In total there are 12 possible channels to send in to the mixer, 8 of which you would get by doubling up on line in's 5-12 stereo inputs.

Each channel has 2 knobs for controlling Aux effects sends, 3 EQ knobs, a Pan knob, mute and solo switches, and Gain knob. The EQ is 3-Band, with Hi, Mid, and Low control. Additionally, the 4 Mic channels have a knob for controlling the Trim level.

On the right side of the unit is your master controls, which include an Aux master, Aux select, EFX Select, Aux return level knobs, Control room source select switches, Submix gain control, Main Mix Gain control,and stereo graphic lights for monitoring your levels.

On the back of the unit you find:

-Power switch
-Phantom Power switch
- Main Stereo XLR outputs
-Mic output attenuation switch
-Stereo 1/4 inch Control Room output
-Stereo 1/4 inch Alternate Output
-4 Channel Insert 1/4 inch sends and returns.

There is no support for automation, and the knobs are all standard, NO motorized knobs or sync ports here so everything you do to your sound at this stage happens on the Mixer itself.

The mixer is all a nicely weighted metal construction, and the knobs and buttons are all plastic.
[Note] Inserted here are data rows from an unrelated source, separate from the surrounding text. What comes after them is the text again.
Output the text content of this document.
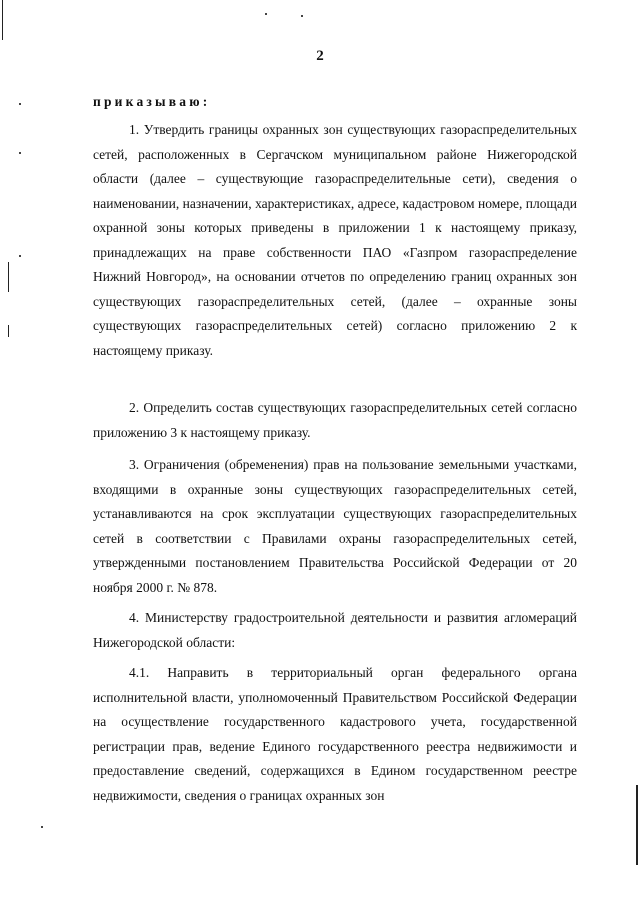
2
приказываю:

1. Утвердить границы охранных зон существующих газораспределительных сетей, расположенных в Сергачском муниципальном районе Нижегородской области (далее – существующие газораспределительные сети), сведения о наименовании, назначении, характеристиках, адресе, кадастровом номере, площади охранной зоны которых приведены в приложении 1 к настоящему приказу, принадлежащих на праве собственности ПАО «Газпром газораспределение Нижний Новгород», на основании отчетов по определению границ охранных зон существующих газораспределительных сетей, (далее – охранные зоны существующих газораспределительных сетей) согласно приложению 2 к настоящему приказу.

2. Определить состав существующих газораспределительных сетей согласно приложению 3 к настоящему приказу.

3. Ограничения (обременения) прав на пользование земельными участками, входящими в охранные зоны существующих газораспределительных сетей, устанавливаются на срок эксплуатации существующих газораспределительных сетей в соответствии с Правилами охраны газораспределительных сетей, утвержденными постановлением Правительства Российской Федерации от 20 ноября 2000 г. № 878.

4. Министерству градостроительной деятельности и развития агломераций Нижегородской области:

4.1. Направить в территориальный орган федерального органа исполнительной власти, уполномоченный Правительством Российской Федерации на осуществление государственного кадастрового учета, государственной регистрации прав, ведение Единого государственного реестра недвижимости и предоставление сведений, содержащихся в Едином государственном реестре недвижимости, сведения о границах охранных зон
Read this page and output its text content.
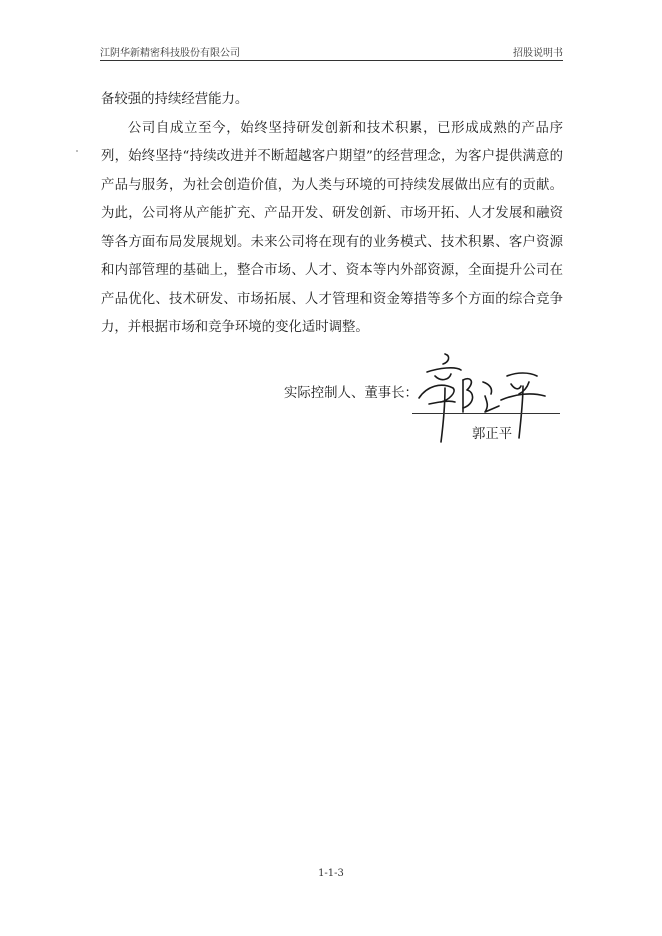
江阴华新精密科技股份有限公司	招股说明书

备较强的持续经营能力。

公司自成立至今，始终坚持研发创新和技术积累，已形成成熟的产品序列，始终坚持“持续改进并不断超越客户期望”的经营理念，为客户提供满意的产品与服务，为社会创造价值，为人类与环境的可持续发展做出应有的贡献。为此，公司将从产能扩充、产品开发、研发创新、市场开拓、人才发展和融资等各方面布局发展规划。未来公司将在现有的业务模式、技术积累、客户资源和内部管理的基础上，整合市场、人才、资本等内外部资源，全面提升公司在产品优化、技术研发、市场拓展、人才管理和资金筹措等多个方面的综合竞争力，并根据市场和竞争环境的变化适时调整。

实际控制人、董事长：
郭正平
1-1-3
The mixer is very straightforward and simple to use if you have experience using a mixer before. The whole thing is 1 knob or button per function, which is the best way to go for live mixing if you find yourself needing to make quick on-the-fly edits.

The knobs are color coded so with adequate lighting you don't have to waste time searching for the correct label. Black is Aux EFX level and Pan, Blue is EQ, and White is Gain.
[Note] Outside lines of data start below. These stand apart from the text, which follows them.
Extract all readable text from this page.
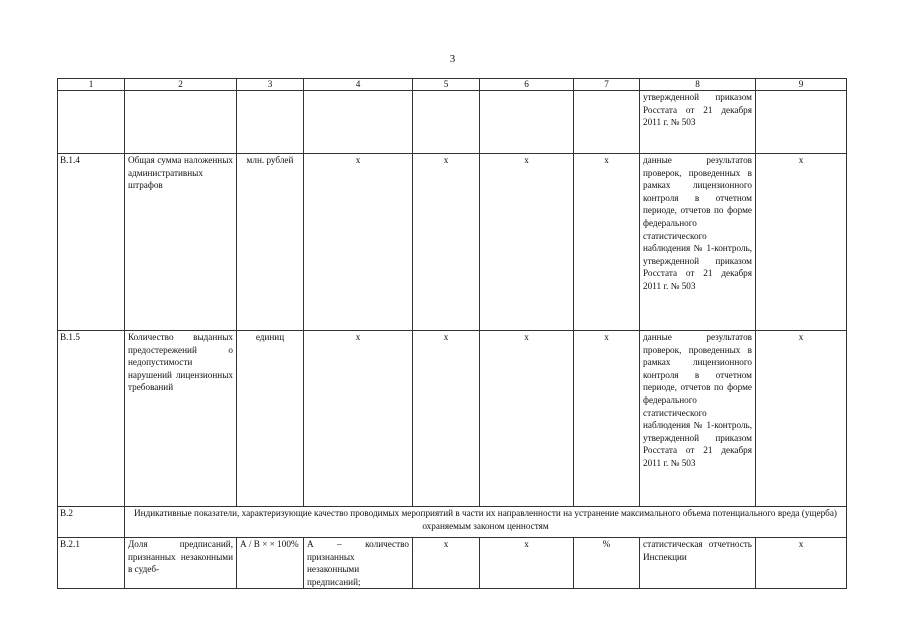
3
1	2	3	4	5	6	7	8	9
							утвержденной приказом Росстата от 21 декабря 2011 г. № 503	
В.1.4	Общая сумма наложенных административных штрафов	млн. рублей	х	х	х	х	данные результатов проверок, проведенных в рамках лицензионного контроля в отчетном периоде, отчетов по форме федерального статистического наблюдения № 1-контроль, утвержденной приказом Росстата от 21 декабря 2011 г. № 503	х
В.1.5	Количество выданных предостережений о недопустимости нарушений лицензионных требований	единиц	х	х	х	х	данные результатов проверок, проведенных в рамках лицензионного контроля в отчетном периоде, отчетов по форме федерального статистического наблюдения № 1-контроль, утвержденной приказом Росстата от 21 декабря 2011 г. № 503	х
В.2	Индикативные показатели, характеризующие качество проводимых мероприятий в части их направленности на устранение максимального объема потенциального вреда (ущерба) охраняемым законом ценностям							
В.2.1	Доля предписаний, признанных незаконными в судеб-	А / В × × 100%	А – количество признанных незаконными предписаний;	х	х	%	статистическая отчетность Инспекции	х
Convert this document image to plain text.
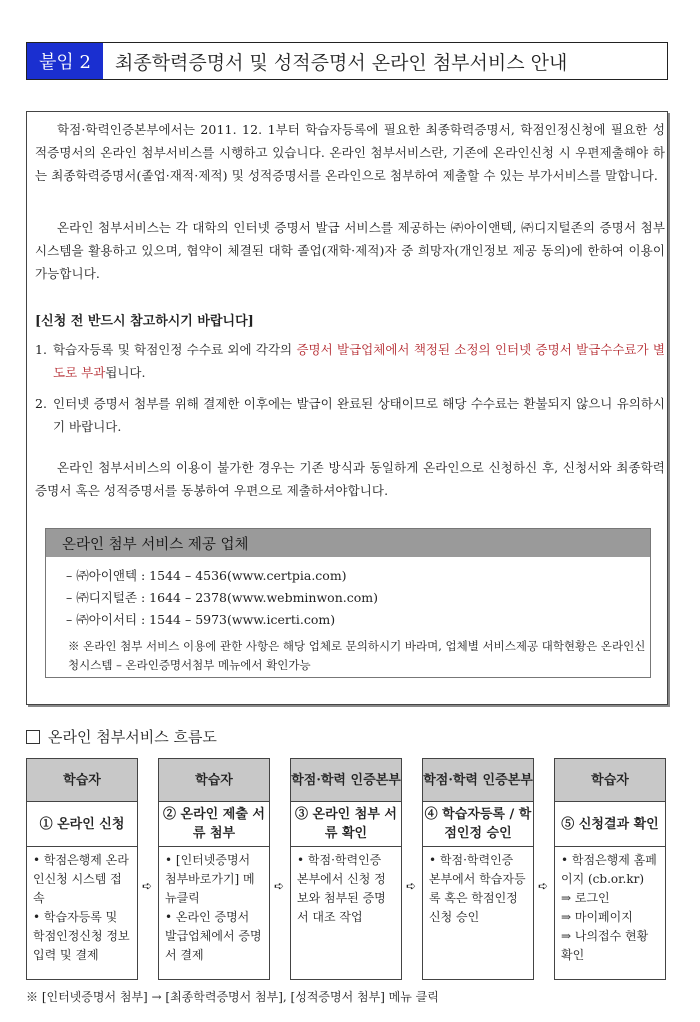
붙임 2	최종학력증명서 및 성적증명서 온라인 첨부서비스 안내

학점·학력인증본부에서는 2011. 12. 1부터 학습자등록에 필요한 최종학력증명서, 학점인정신청에 필요한 성적증명서의 온라인 첨부서비스를 시행하고 있습니다. 온라인 첨부서비스란, 기존에 온라인신청 시 우편제출해야 하는 최종학력증명서(졸업·재적·제적) 및 성적증명서를 온라인으로 첨부하여 제출할 수 있는 부가서비스를 말합니다.

온라인 첨부서비스는 각 대학의 인터넷 증명서 발급 서비스를 제공하는 ㈜아이앤텍, ㈜디지털존의 증명서 첨부 시스템을 활용하고 있으며, 협약이 체결된 대학 졸업(재학·제적)자 중 희망자(개인정보 제공 동의)에 한하여 이용이 가능합니다.

[신청 전 반드시 참고하시기 바랍니다]
1. 학습자등록 및 학점인정 수수료 외에 각각의 증명서 발급업체에서 책정된 소정의 인터넷 증명서 발급수수료가 별도로 부과됩니다.
2. 인터넷 증명서 첨부를 위해 결제한 이후에는 발급이 완료된 상태이므로 해당 수수료는 환불되지 않으니 유의하시기 바랍니다.

온라인 첨부서비스의 이용이 불가한 경우는 기존 방식과 동일하게 온라인으로 신청하신 후, 신청서와 최종학력증명서 혹은 성적증명서를 동봉하여 우편으로 제출하셔야합니다.

온라인 첨부 서비스 제공 업체
– ㈜아이앤텍 : 1544 – 4536(www.certpia.com)
– ㈜디지털존 : 1644 – 2378(www.webminwon.com)
– ㈜아이서티 : 1544 – 5973(www.icerti.com)
※ 온라인 첨부 서비스 이용에 관한 사항은 해당 업체로 문의하시기 바라며, 업체별 서비스제공 대학현황은 온라인신청시스템 – 온라인증명서첨부 메뉴에서 확인가능
온라인 첨부서비스 흐름도
학습자
① 온라인 신청
• 학점은행제 온라인신청 시스템 접속
• 학습자등록 및 학점인정신청 정보입력 및 결제
➪
학습자
② 온라인 제출 서류 첨부
• [인터넷증명서 첨부바로가기] 메뉴클릭
• 온라인 증명서 발급업체에서 증명서 결제
➪
학점·학력 인증본부
③ 온라인 첨부 서류 확인
• 학점·학력인증 본부에서 신청 정보와 첨부된 증명서 대조 작업
➪
학점·학력 인증본부
④ 학습자등록 / 학점인정 승인
• 학점·학력인증 본부에서 학습자등록 혹은 학점인정신청 승인
➪
학습자
⑤ 신청결과 확인
• 학점은행제 홈페이지 (cb.or.kr)
⇒ 로그인
⇒ 마이페이지
⇒ 나의접수 현황 확인
※ [인터넷증명서 첨부] → [최종학력증명서 첨부], [성적증명서 첨부] 메뉴 클릭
I do find that sometimes the knobs on the EQ feel a little too close together and tiny. I think Mackie did what the could to utilize the space, but if you have big fingers this could pose difficulties nonetheless.

Setup is as easy as plugging in your gear correctly and flipping on the power switch. It runs smoothly with no problems.
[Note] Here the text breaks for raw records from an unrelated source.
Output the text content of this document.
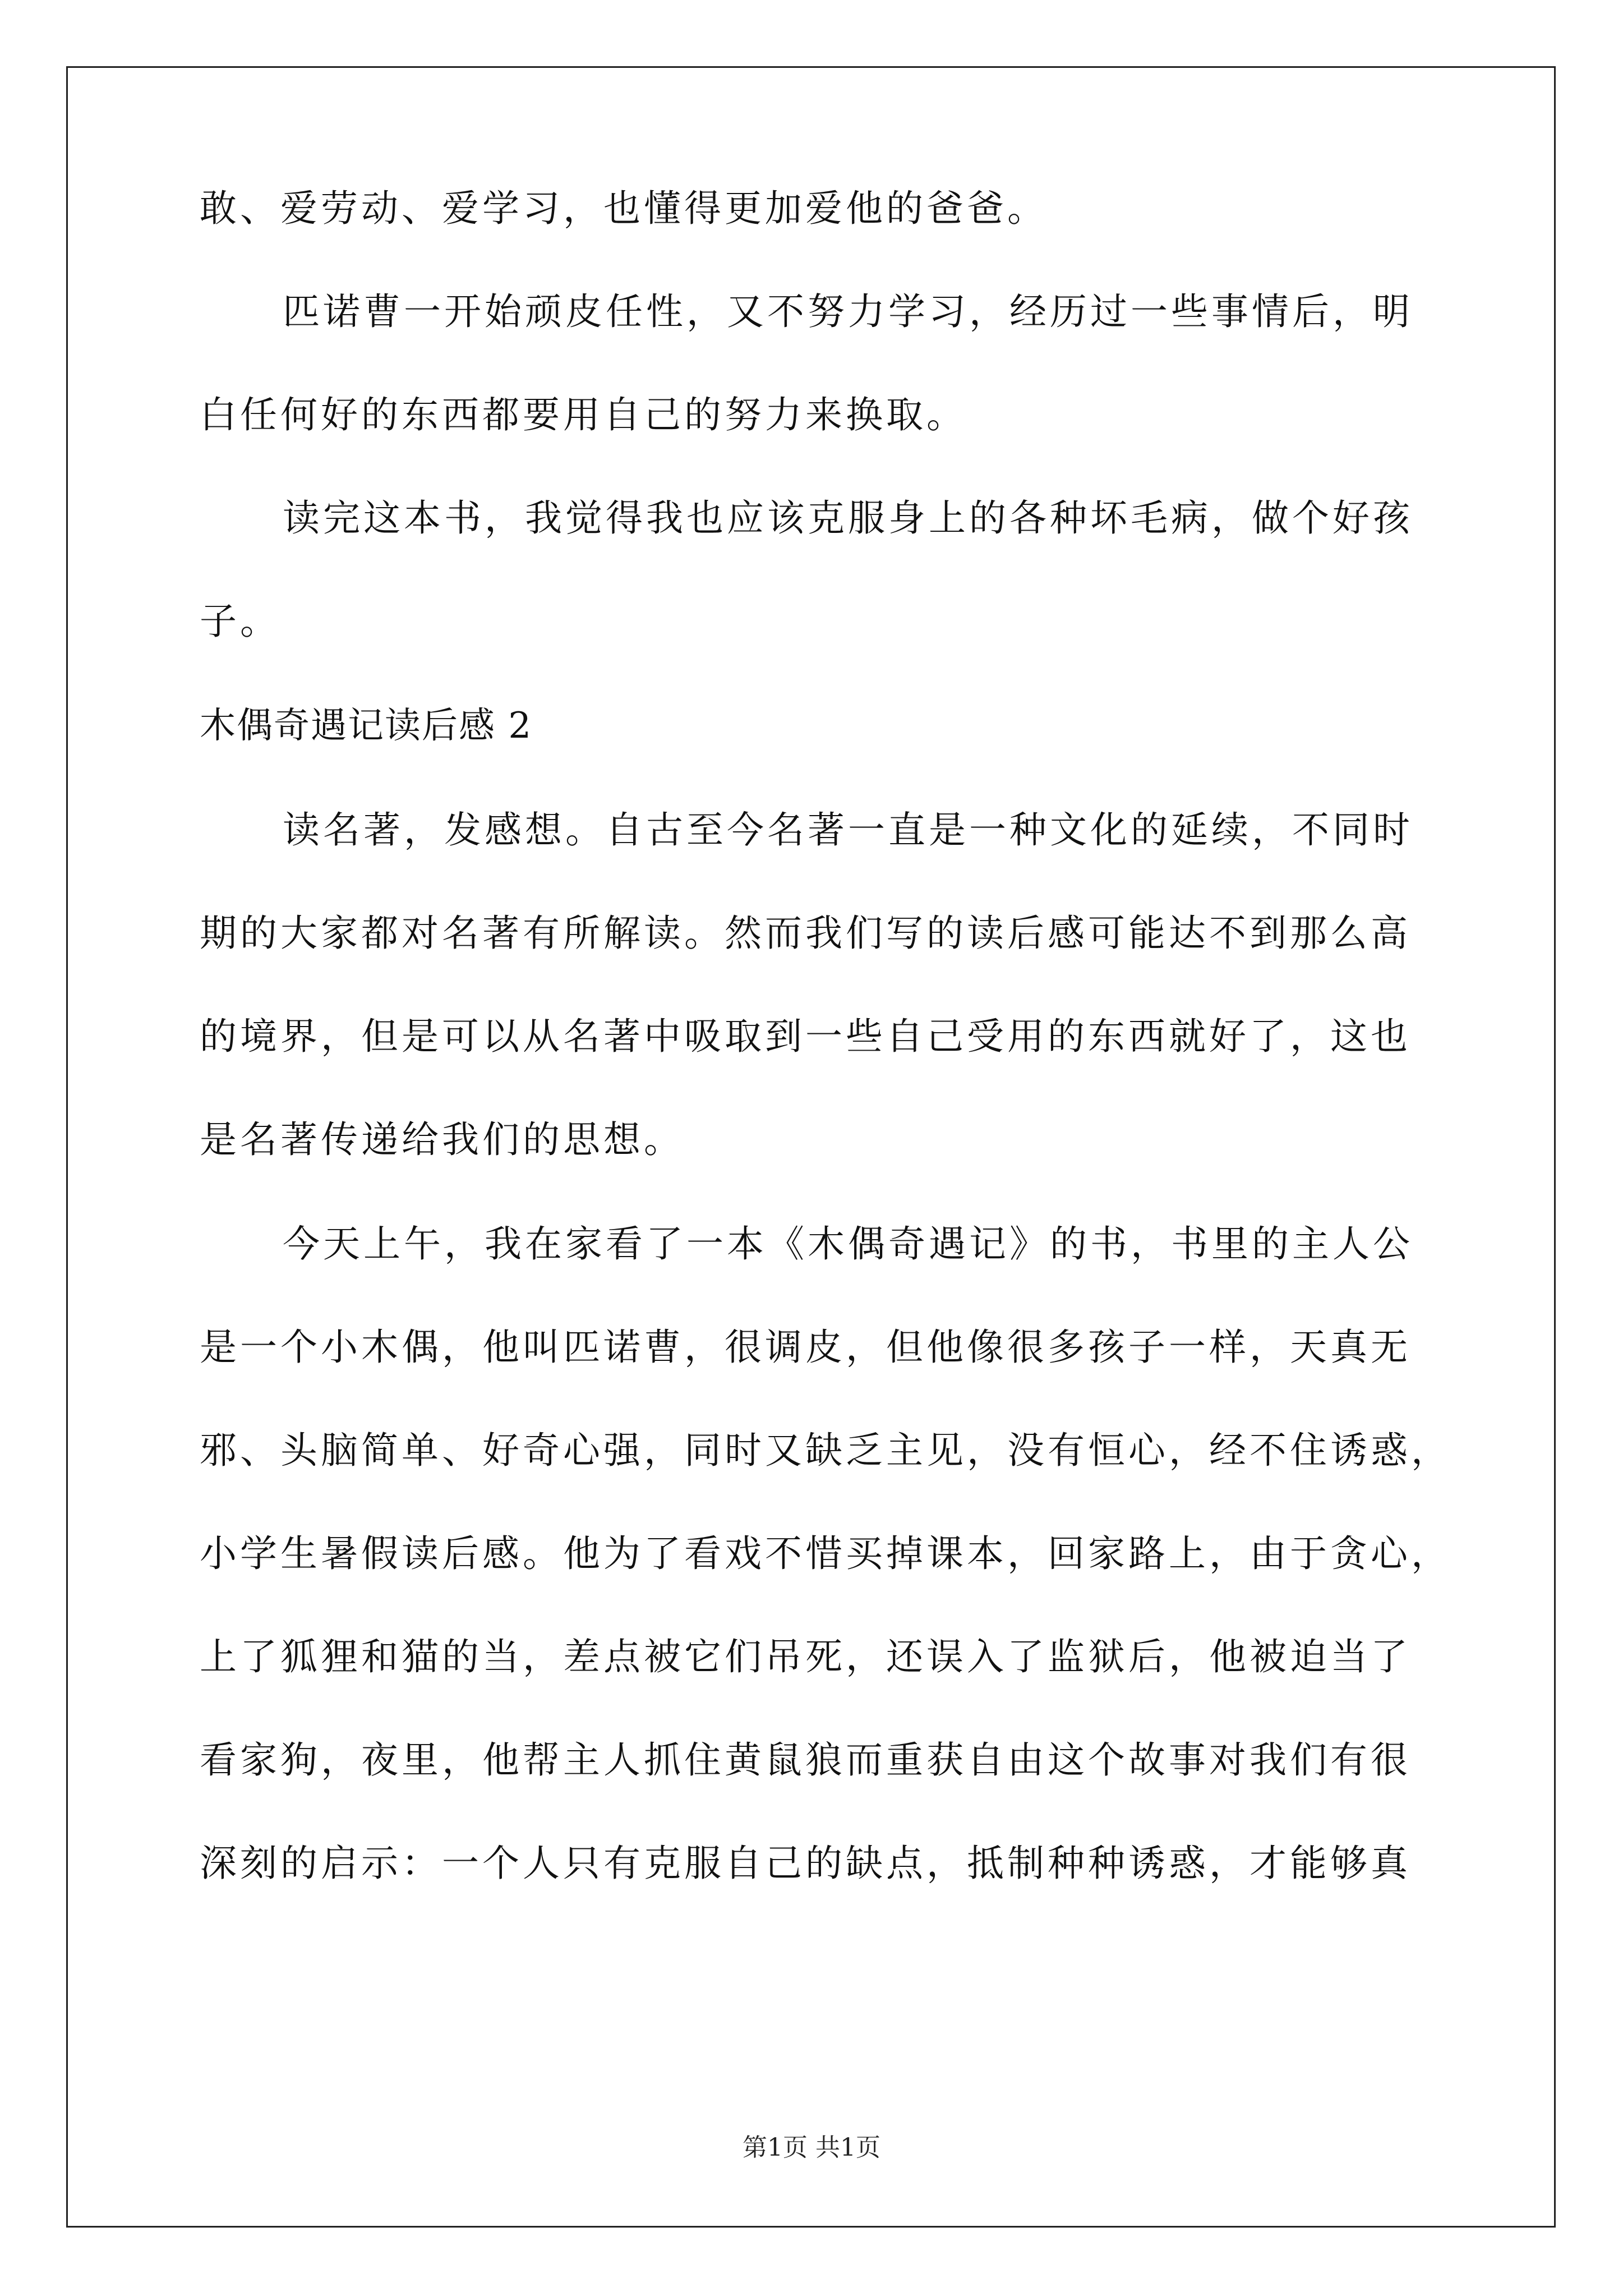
敢、爱劳动、爱学习，也懂得更加爱他的爸爸。
匹诺曹一开始顽皮任性，又不努力学习，经历过一些事情后，明
白任何好的东西都要用自己的努力来换取。
读完这本书，我觉得我也应该克服身上的各种坏毛病，做个好孩
子。
木偶奇遇记读后感 2
读名著，发感想。自古至今名著一直是一种文化的延续，不同时
期的大家都对名著有所解读。然而我们写的读后感可能达不到那么高
的境界，但是可以从名著中吸取到一些自己受用的东西就好了，这也
是名著传递给我们的思想。
今天上午，我在家看了一本《木偶奇遇记》的书，书里的主人公
是一个小木偶，他叫匹诺曹，很调皮，但他像很多孩子一样，天真无
邪、头脑简单、好奇心强，同时又缺乏主见，没有恒心，经不住诱惑，
小学生暑假读后感。他为了看戏不惜买掉课本，回家路上，由于贪心，
上了狐狸和猫的当，差点被它们吊死，还误入了监狱后，他被迫当了
看家狗，夜里，他帮主人抓住黄鼠狼而重获自由这个故事对我们有很
深刻的启示：一个人只有克服自己的缺点，抵制种种诱惑，才能够真
第1页 共1页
The manual is sufficient for learning how to use the mixer, and even includes some examples of things you might do with the on-board features.


I mostly use the mixer to add some punch to my vocals, digital synthesizers and plugins.

There is a bit of noise added to your sound, especially if you bring up the gain really high, but this is of a level common on all similarly priced analog mixers.

I find manipulating my sound with this mixer works very well. The EQ is solid and you can hear the difference when you use it. I almost always turn the EQ off on my digital synthesizers and use this for equalization instead because the sound is so well-rounded.

The mixer adds what I can only describe as a warmth and balance to your sound. Not the sort of effect you would get using a compressor, something different. When I use it with multiple instruments, it makes them automatically sound like the belong in a mix together. This is something you don't get with most digital mixers, but it's also something worth paying attention to- it DOES change the character of the instruments you are running through. It is not the most transparent mixer out there.

You can get plenty of volume out of this provided you are using it for an appropriate setup. I have used mine in my studio and in band performances with great success.

Another thing I found useful is that I run the sound of a complete mix through a stereo channel and back into my DAW before bringing it to the mastering stage as 1 stereo track. It gives the whole project an even and unique character.


Things I like most about it-

-Ease of access to all parameters
-Heavy enough to be stable, light enough to carry around
-Great sound
-Multiple options of output routing

Things I like least-

-The button switches for things such as "Mute" and "Solo" on each channel are color coded by gray on top, white underneath. Honestly it is very hard to see if some of the switches are on or off sometimes. The switches don't have a large distance they cover between the two options and I find myself having to bend down and check sometimes to make sure one is on or off.

This is the only analog mixer I use. My father gave it to me, and I don't think he used it much or knew the potential of its use. I have tried a few other mixers since getting this one, all in a similar price range, and I don't think I would ever switch to something else. The VLZ Pro is reliable, compact, and gives you the best sound for your money.